I Accuse…
I Accuse… The Anti Sikh Violence Of 1984 by Jarnail Singh
After ten days when life began returning to normal, we were allowed to go and play in the park again. We were tired of staying home. The park was our life. All three of us went to play and we found the other kids in the park were in the middle of a game of touch ball—where you have to hit the other players with the ball. The ball used to cost just fifty paise but the hits really hurt. The three of us took a while to realize that we were being hit the hardest and most often. It dawned on us that the other boys were making us targets. It was not a game; it was a form of making us scapegoats. None of the other children were being treated that way. The balls thrown at them were ones they could catch easily; the ball wasn’t being thrown at them with the intention to hurt. Perhaps we should have just stopped playing—but we were children too. We were not in the habit of running away. Swiftly, the three of us targeted the others, one by one. It was a war, not a game. The hits were painful, but we three pretended they didn’t hurt. We didn’t stop playing with the kids in the park—we had played with them all our lives. But that day we all realized that the question of being a Hindu or a Sikh had entered even children’s games.

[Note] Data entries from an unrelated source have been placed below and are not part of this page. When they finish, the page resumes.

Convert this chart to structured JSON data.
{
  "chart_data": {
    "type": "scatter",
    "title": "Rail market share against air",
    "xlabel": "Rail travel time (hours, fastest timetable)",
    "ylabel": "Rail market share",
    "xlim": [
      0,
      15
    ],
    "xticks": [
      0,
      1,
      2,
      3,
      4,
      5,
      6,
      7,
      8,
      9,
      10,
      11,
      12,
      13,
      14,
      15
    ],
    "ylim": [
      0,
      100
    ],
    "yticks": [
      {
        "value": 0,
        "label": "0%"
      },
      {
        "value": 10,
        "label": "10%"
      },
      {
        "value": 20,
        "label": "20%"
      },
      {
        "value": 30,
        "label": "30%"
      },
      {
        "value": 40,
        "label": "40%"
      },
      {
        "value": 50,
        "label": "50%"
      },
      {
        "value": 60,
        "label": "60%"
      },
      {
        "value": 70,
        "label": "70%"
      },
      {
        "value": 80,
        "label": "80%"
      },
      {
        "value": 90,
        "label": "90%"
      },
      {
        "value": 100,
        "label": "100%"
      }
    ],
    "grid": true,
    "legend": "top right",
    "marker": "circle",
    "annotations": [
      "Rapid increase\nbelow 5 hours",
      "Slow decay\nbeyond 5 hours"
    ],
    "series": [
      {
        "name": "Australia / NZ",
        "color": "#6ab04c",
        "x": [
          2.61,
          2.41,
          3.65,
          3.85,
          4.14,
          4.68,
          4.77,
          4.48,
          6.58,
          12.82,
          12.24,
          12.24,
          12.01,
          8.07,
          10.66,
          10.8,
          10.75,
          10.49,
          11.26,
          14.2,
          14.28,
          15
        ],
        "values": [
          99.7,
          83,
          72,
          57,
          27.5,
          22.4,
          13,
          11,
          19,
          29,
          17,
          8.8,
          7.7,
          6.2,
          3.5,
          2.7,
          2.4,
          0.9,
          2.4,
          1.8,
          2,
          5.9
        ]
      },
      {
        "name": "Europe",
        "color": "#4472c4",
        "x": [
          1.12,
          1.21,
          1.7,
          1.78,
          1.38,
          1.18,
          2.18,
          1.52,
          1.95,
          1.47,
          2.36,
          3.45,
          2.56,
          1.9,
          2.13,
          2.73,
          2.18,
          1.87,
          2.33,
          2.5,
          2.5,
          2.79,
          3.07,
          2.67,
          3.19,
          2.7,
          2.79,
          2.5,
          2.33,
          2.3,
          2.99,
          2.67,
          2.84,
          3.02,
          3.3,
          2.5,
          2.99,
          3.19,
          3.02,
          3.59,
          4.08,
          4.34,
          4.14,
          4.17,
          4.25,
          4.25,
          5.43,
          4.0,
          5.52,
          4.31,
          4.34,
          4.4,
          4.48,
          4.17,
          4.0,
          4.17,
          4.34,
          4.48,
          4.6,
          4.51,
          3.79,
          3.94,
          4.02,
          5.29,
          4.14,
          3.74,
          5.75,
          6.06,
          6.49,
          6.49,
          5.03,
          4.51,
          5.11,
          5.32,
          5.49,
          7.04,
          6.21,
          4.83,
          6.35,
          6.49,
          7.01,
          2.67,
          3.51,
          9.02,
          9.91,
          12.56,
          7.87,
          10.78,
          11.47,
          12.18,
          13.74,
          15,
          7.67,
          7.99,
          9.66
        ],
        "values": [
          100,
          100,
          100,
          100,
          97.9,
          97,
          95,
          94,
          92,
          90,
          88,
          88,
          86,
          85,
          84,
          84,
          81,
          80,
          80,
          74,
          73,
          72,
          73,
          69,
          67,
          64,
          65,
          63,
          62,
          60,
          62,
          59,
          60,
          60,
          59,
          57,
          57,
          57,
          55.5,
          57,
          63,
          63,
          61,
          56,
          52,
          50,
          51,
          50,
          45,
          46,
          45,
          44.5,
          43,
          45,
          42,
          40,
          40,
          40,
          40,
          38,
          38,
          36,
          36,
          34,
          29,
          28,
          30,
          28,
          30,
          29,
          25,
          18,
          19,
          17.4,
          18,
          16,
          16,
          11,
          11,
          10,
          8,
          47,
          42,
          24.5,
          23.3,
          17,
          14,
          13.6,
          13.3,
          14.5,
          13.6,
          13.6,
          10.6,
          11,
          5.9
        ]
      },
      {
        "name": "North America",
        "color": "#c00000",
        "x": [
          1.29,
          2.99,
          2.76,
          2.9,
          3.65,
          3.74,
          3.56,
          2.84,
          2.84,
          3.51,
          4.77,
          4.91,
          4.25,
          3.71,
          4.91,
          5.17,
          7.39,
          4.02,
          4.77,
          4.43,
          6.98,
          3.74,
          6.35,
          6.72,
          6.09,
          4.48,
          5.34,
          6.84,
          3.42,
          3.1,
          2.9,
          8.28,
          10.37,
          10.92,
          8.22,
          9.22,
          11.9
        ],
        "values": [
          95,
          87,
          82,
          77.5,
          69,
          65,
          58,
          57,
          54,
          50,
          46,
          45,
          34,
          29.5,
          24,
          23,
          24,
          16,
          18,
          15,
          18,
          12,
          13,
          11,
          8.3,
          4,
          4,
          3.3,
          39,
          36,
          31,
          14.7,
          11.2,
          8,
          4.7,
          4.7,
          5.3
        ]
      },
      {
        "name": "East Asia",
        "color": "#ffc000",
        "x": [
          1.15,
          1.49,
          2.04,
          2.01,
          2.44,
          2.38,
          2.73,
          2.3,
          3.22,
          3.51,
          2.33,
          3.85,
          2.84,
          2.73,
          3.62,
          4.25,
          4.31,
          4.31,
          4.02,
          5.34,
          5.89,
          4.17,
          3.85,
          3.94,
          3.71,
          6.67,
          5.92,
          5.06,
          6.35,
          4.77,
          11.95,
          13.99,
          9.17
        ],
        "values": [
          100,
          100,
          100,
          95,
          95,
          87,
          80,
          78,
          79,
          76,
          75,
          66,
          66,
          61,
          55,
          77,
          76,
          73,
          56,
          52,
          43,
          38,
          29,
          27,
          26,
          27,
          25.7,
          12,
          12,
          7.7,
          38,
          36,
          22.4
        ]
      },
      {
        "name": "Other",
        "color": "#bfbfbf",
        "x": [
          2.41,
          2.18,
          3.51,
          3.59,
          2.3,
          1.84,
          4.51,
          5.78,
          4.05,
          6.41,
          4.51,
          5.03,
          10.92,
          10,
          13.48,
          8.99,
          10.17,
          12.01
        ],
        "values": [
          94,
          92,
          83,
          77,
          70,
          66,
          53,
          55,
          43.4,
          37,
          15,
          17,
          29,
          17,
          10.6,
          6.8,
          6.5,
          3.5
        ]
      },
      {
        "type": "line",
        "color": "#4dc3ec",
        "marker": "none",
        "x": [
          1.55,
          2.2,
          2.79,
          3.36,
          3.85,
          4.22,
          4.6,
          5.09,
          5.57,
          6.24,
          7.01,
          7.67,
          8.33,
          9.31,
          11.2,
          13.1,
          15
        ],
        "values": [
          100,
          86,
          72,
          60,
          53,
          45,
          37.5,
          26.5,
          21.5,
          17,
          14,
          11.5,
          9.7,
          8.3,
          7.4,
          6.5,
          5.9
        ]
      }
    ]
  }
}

We were all in the same age group and went to the same school. We spent our free time together and plucked Ramchandra Aunty’s and Roshini Aunty’s guavas together. We used to fight earlier too but now we became the objects of taunts, ‘Sardaron ke barah baj gaye,’ they would shout. They'd said this to us before, but this was different; this was not a joke, but a taunt. One of the boys, Titu we called him, said, ‘If you fight too much, I will call the same people who killed Sikhs on 31 October and 1 November. Your house got saved in the riots but this time I will tell them the correct address.’ Titu was in my class, his mother and my mother were friends. Children have fights, it’s natural; but it was also natural that we started reacting aggressively too. Today I am still friends with many of those boys; we don’t speak of that time. When I was younger, I thought I would forget. I know now that things will never be the same again.